Poster
in
Workshop: DataWorld: Unifying data curation frameworks across domains
EditBench: Evaluating LLM Abilities to Perform Real-World Instructed Code Edits
Wayne Chi · Valerie Chen · Ryan Shar · Aditya Mittal · Jenny Liang · Wei-Lin Chiang · Anastasios Angelopoulos · Ion Stoica · Graham Neubig · Ameet Talwalkar · Chris Donahue
Keywords: [ real-world ] [ edit ] [ code edit ] [ llm ] [ code ]

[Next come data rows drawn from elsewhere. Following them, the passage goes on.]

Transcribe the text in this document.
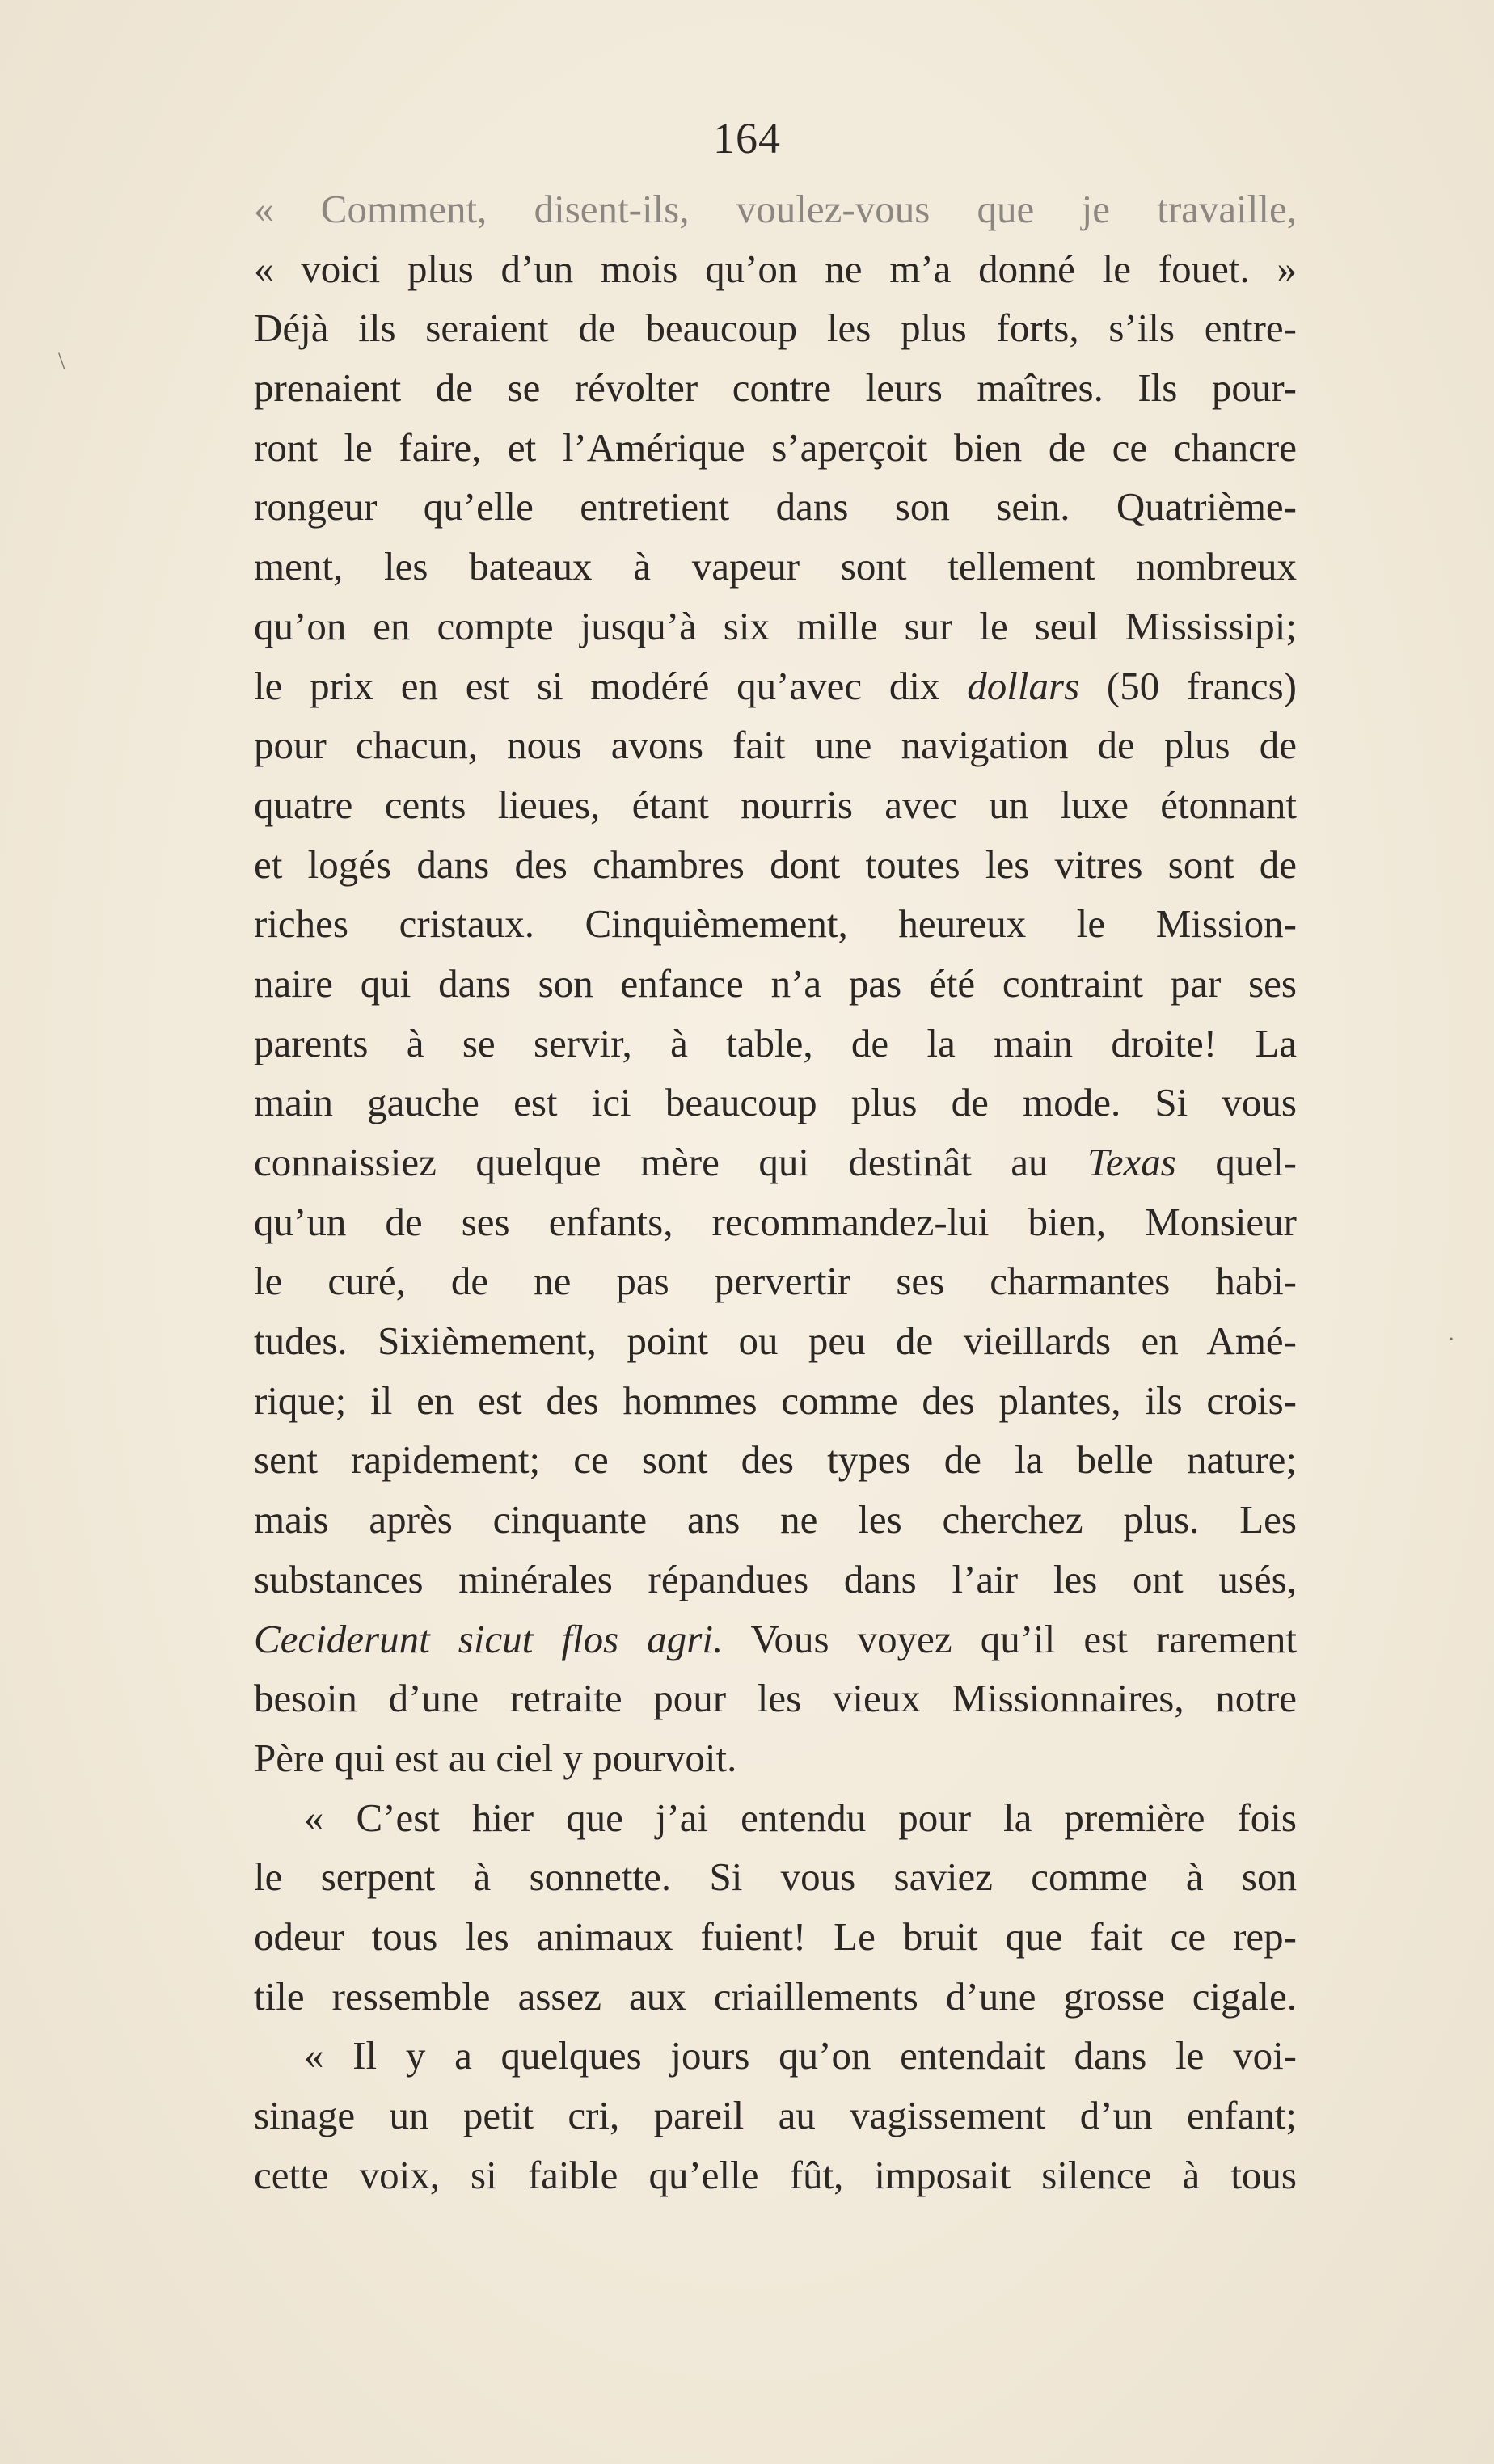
164
« Comment, disent-ils, voulez-vous que je travaille,
« voici plus d’un mois qu’on ne m’a donné le fouet. »
Déjà ils seraient de beaucoup les plus forts, s’ils entre-
prenaient de se révolter contre leurs maîtres. Ils pour-
ront le faire, et l’Amérique s’aperçoit bien de ce chancre
rongeur qu’elle entretient dans son sein. Quatrième-
ment, les bateaux à vapeur sont tellement nombreux
qu’on en compte jusqu’à six mille sur le seul Mississipi;
le prix en est si modéré qu’avec dix dollars (50 francs)
pour chacun, nous avons fait une navigation de plus de
quatre cents lieues, étant nourris avec un luxe étonnant
et logés dans des chambres dont toutes les vitres sont de
riches cristaux. Cinquièmement, heureux le Mission-
naire qui dans son enfance n’a pas été contraint par ses
parents à se servir, à table, de la main droite! La
main gauche est ici beaucoup plus de mode. Si vous
connaissiez quelque mère qui destinât au Texas quel-
qu’un de ses enfants, recommandez-lui bien, Monsieur
le curé, de ne pas pervertir ses charmantes habi-
tudes. Sixièmement, point ou peu de vieillards en Amé-
rique; il en est des hommes comme des plantes, ils crois-
sent rapidement; ce sont des types de la belle nature;
mais après cinquante ans ne les cherchez plus. Les
substances minérales répandues dans l’air les ont usés,
Ceciderunt sicut flos agri. Vous voyez qu’il est rarement
besoin d’une retraite pour les vieux Missionnaires, notre
Père qui est au ciel y pourvoit.
« C’est hier que j’ai entendu pour la première fois
le serpent à sonnette. Si vous saviez comme à son
odeur tous les animaux fuient! Le bruit que fait ce rep-
tile ressemble assez aux criaillements d’une grosse cigale.
« Il y a quelques jours qu’on entendait dans le voi-
sinage un petit cri, pareil au vagissement d’un enfant;
cette voix, si faible qu’elle fût, imposait silence à tous
\
·
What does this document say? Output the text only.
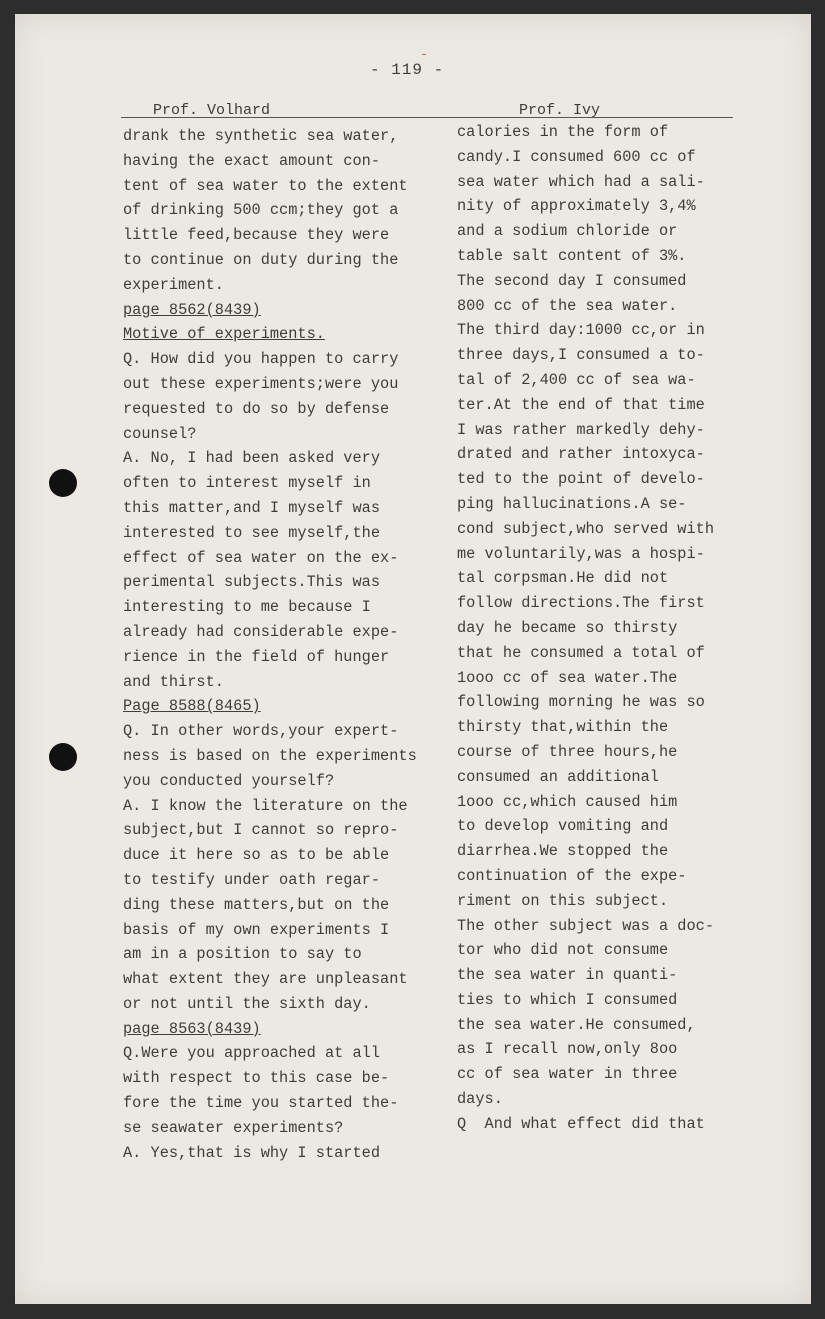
- 119 -
-
Prof. Volhard	Prof. Ivy
drank the synthetic sea water,
having the exact amount con-
tent of sea water to the extent
of drinking 500 ccm;they got a
little feed,because they were
to continue on duty during the
experiment.
page 8562(8439)
Motive of experiments.
Q. How did you happen to carry
out these experiments;were you
requested to do so by defense
counsel?
A. No, I had been asked very
often to interest myself in
this matter,and I myself was
interested to see myself,the
effect of sea water on the ex-
perimental subjects.This was
interesting to me because I
already had considerable expe-
rience in the field of hunger
and thirst.
Page 8588(8465)
Q. In other words,your expert-
ness is based on the experiments
you conducted yourself?
A. I know the literature on the
subject,but I cannot so repro-
duce it here so as to be able
to testify under oath regar-
ding these matters,but on the
basis of my own experiments I
am in a position to say to
what extent they are unpleasant
or not until the sixth day.
page 8563(8439)
Q.Were you approached at all
with respect to this case be-
fore the time you started the-
se seawater experiments?
A. Yes,that is why I started
calories in the form of
candy.I consumed 600 cc of
sea water which had a sali-
nity of approximately 3,4%
and a sodium chloride or
table salt content of 3%.
The second day I consumed
800 cc of the sea water.
The third day:1000 cc,or in
three days,I consumed a to-
tal of 2,400 cc of sea wa-
ter.At the end of that time
I was rather markedly dehy-
drated and rather intoxyca-
ted to the point of develo-
ping hallucinations.A se-
cond subject,who served with
me voluntarily,was a hospi-
tal corpsman.He did not
follow directions.The first
day he became so thirsty
that he consumed a total of
1ooo cc of sea water.The
following morning he was so
thirsty that,within the
course of three hours,he
consumed an additional
1ooo cc,which caused him
to develop vomiting and
diarrhea.We stopped the
continuation of the expe-
riment on this subject.
The other subject was a doc-
tor who did not consume
the sea water in quanti-
ties to which I consumed
the sea water.He consumed,
as I recall now,only 8oo
cc of sea water in three
days.
Q  And what effect did that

Instructed code editing, where LLMs directly modify a developer's existing code based on a user instruction, is becoming a widely used interaction mode in AI coding assistants. However, few benchmarks directly evaluate this capability and current datasets often rely on artificial sources. We introduce EditBench, a benchmark for evaluating LLM code editing capabilities grounded in real-world usage, i.e., user instructions and code contexts collected in the wild. We propose a pipeline that combines automatic test generation using an agentic workflow with human-in-the-loop validation and revision to create a set of test cases for each set of collected user instructions and code contexts. EditBench covers a diverse set of real-world use cases, ranging from resolving errors to adding features. We evaluate 17 diverse LLMs and observe that EditBench is a challenging set of problems where even the best state-of-the-art models score less than 60%. Further, we find that model performance varies across different categories of user instructions, indicating room for improvement. We design the EditBench data pipeline to be a renewable pathway for live dataset construction that mitigates training data contamination.